When I was younger, calling guys ‘gay’ was very commonplace in the world of childish insults. From my earlier grade school years when I didn’t really understand what the term meant yet to my high school years when guys thought using the term as an insult was cool; ‘gay’, ‘bakla’, or ‘bading’ were heard pretty often.
Welcome to the year 2018, where LGBT movements reign supreme and more and more people are finally starting to understand why these terms should never be used as insults.
Yesterday, a Twitter exchange between singers Darren Espanto and JK Labajo went viral. I don’t really know how it all started, but at one point, JK tweeted Darren saying “gayness at its finest”, to which Darren responded with “Timing ‘no? Dinelete ng “hacker” mo yung tweet na ‘to after kang kausapin ng management. Pag nahanap mo yung hacker mo, puntahan niyo ako para malaman niyo kung sino yung totoong BAKLA.” [What great timing. Your ‘hacker’ deleted this tweet after management talked to you. Once you find your hacker, come see me, so you’ll know who the real gay guy is.]
Timing ‘no? Dinelete ng “hacker” mo yung tweet na ‘to after kang kausapin ng management. Pag nahanap mo yung hacker mo puntahan niyo ako para malaman niyo kung sino yung totoong BAKLA. @KarlosLabajo pic.twitter.com/HhVsMVhrSH
— Darren Espanto (@Espanto2001) October 22, 2018
JK has since apologized for the misunderstanding.( Apparently, his Twitter account was hacked.) And Darren has since apologized for using ‘bakla’ as a derogatory term. “I’m sorry if this has offended anyone,” Darren says in another tweet. He also explains: “I’ve been bashed with this since I was in The Voice Kids (I was 12) pero wala kayong narinig. I’m 17 now, kakapagod na rin.” […but you never heard anything from me. I’m 17 now, it gets tiring, you know.]
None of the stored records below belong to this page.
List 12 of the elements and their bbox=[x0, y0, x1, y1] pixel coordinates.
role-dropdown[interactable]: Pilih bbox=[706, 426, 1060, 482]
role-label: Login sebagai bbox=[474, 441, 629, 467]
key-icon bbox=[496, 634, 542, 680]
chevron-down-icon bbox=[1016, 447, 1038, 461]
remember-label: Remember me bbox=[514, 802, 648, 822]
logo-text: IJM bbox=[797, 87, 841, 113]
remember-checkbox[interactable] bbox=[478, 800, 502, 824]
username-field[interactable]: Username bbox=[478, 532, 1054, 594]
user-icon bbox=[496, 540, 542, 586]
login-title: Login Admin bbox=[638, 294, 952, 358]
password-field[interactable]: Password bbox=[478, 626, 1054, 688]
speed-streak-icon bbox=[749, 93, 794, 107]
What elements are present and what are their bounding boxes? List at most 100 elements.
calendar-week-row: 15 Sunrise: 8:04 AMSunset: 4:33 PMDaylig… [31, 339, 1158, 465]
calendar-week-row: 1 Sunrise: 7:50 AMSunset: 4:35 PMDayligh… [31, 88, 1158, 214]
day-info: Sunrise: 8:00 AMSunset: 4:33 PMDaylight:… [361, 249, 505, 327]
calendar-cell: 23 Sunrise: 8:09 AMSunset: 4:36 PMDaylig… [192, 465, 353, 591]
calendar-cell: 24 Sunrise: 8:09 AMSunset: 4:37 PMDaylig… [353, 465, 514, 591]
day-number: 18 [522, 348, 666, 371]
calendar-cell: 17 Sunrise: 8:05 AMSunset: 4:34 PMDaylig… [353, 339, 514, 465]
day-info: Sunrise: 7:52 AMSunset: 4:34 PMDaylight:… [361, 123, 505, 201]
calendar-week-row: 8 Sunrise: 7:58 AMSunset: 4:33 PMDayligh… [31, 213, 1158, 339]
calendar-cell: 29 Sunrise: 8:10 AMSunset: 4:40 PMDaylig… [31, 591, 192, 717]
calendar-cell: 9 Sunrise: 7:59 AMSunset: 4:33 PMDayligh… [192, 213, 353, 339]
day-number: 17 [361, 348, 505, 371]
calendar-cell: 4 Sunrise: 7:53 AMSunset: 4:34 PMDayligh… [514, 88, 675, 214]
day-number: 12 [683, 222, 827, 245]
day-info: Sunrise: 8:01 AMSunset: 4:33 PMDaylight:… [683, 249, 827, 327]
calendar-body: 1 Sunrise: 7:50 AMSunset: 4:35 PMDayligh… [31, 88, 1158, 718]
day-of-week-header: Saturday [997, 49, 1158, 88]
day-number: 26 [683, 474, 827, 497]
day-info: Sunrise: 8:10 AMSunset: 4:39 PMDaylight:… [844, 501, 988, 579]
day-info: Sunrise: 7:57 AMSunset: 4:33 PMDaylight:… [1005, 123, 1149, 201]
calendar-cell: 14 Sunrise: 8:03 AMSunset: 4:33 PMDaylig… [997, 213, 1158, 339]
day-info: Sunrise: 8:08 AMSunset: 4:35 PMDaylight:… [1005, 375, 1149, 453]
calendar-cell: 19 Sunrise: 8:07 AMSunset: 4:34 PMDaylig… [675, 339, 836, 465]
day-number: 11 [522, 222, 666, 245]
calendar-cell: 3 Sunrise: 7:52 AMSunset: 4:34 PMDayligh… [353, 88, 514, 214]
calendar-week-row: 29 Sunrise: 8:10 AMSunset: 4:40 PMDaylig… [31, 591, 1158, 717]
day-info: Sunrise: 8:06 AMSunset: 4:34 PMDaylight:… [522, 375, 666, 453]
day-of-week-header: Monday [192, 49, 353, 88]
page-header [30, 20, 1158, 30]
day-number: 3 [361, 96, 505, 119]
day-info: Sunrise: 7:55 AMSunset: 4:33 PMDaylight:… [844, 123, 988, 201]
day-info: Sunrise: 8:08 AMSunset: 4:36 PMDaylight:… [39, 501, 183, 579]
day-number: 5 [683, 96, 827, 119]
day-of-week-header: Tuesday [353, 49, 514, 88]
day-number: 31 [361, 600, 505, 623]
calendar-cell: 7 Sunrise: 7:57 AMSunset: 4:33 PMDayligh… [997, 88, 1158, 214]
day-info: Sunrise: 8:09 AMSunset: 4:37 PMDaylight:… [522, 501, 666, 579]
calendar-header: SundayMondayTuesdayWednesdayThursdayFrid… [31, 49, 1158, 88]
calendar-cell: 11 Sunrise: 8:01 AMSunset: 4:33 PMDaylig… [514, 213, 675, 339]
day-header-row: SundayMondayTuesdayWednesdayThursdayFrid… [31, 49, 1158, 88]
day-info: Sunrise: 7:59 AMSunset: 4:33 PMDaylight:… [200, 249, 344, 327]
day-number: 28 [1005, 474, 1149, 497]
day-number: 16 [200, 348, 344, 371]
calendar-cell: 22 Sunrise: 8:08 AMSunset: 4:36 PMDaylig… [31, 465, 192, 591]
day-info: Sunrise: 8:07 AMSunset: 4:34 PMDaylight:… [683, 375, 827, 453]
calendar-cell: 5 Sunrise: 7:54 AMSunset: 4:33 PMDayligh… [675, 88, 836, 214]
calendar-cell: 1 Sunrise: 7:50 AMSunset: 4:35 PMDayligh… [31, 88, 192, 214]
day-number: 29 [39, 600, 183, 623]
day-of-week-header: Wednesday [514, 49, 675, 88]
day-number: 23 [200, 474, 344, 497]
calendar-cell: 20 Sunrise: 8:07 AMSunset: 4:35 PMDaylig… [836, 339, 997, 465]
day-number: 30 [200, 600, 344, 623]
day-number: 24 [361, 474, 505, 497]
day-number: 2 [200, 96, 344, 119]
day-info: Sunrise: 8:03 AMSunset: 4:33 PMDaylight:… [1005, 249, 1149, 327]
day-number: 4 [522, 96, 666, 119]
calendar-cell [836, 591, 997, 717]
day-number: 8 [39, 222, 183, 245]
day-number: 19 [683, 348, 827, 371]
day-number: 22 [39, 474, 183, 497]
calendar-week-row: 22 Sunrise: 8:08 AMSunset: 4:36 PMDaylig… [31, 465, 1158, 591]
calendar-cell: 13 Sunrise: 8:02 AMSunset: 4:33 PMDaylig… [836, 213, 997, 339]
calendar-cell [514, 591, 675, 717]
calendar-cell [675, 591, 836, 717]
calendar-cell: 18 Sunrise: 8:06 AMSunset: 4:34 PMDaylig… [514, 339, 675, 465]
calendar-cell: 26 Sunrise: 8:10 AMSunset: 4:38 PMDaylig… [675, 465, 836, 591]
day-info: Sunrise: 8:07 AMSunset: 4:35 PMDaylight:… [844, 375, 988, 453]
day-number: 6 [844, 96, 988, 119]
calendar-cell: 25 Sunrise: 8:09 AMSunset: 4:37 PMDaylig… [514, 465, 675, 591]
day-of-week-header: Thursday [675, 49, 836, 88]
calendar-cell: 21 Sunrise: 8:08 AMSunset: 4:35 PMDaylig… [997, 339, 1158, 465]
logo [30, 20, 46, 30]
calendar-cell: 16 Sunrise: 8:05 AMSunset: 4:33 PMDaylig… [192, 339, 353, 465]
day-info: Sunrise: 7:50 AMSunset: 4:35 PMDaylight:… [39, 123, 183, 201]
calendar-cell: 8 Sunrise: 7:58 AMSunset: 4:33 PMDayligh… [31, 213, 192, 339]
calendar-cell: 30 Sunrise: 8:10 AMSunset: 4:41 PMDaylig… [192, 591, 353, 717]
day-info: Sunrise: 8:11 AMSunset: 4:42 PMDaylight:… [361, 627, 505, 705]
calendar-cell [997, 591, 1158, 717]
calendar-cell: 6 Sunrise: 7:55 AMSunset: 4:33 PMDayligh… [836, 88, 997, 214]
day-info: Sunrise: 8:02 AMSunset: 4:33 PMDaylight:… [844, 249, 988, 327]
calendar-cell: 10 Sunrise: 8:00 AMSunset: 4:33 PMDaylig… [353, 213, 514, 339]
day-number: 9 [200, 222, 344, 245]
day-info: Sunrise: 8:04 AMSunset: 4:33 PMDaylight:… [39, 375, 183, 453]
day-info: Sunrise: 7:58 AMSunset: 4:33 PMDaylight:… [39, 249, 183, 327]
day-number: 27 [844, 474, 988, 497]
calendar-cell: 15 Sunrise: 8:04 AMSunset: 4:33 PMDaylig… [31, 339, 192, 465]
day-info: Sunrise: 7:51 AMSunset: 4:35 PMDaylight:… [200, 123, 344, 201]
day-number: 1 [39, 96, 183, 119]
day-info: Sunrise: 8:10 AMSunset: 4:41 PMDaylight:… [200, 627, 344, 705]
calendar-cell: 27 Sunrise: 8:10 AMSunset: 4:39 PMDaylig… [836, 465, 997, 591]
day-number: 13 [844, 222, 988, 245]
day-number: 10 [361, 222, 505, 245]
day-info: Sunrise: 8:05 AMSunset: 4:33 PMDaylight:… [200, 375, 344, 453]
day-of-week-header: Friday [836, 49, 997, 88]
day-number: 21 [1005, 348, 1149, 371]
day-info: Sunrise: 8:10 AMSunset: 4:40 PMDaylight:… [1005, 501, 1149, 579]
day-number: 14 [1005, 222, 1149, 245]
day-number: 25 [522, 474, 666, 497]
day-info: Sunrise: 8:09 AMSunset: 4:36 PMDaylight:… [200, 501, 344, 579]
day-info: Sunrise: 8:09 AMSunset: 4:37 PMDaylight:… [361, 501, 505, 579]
While some Twitter users have come to Darren’s defense saying that he has the right to be offended since he isn’t gay, other Twitter users were quick to call both of them off for using ‘gay’ and ‘bakla’ as insults in the first place. And we agree. Did you know that anti-gay names increase anxiety, depression, personal distress and a lower sense of school belonging in students, regardless of their sexual orientation? (Source: V.P. Poteat and D.L. Espelage, 2007)
We are lucky to live in a time where people are able to speak out and teach others right from wrong, and in such an instantaneous form, as well. Speaking out on social media may not always be easy, and you may second-guess yourself from time to time; but doing so can make other people more comfortable with speaking out and defending others, as well as themselves.
Whenever you have the chance to educate someone on the spot, please do not hesitate to do it. Make sure that people know that using gay terms in a derogatory way is disrespectful. Speak out. Make a difference. And let’s be more sensitive about the terms that we use on a daily basis.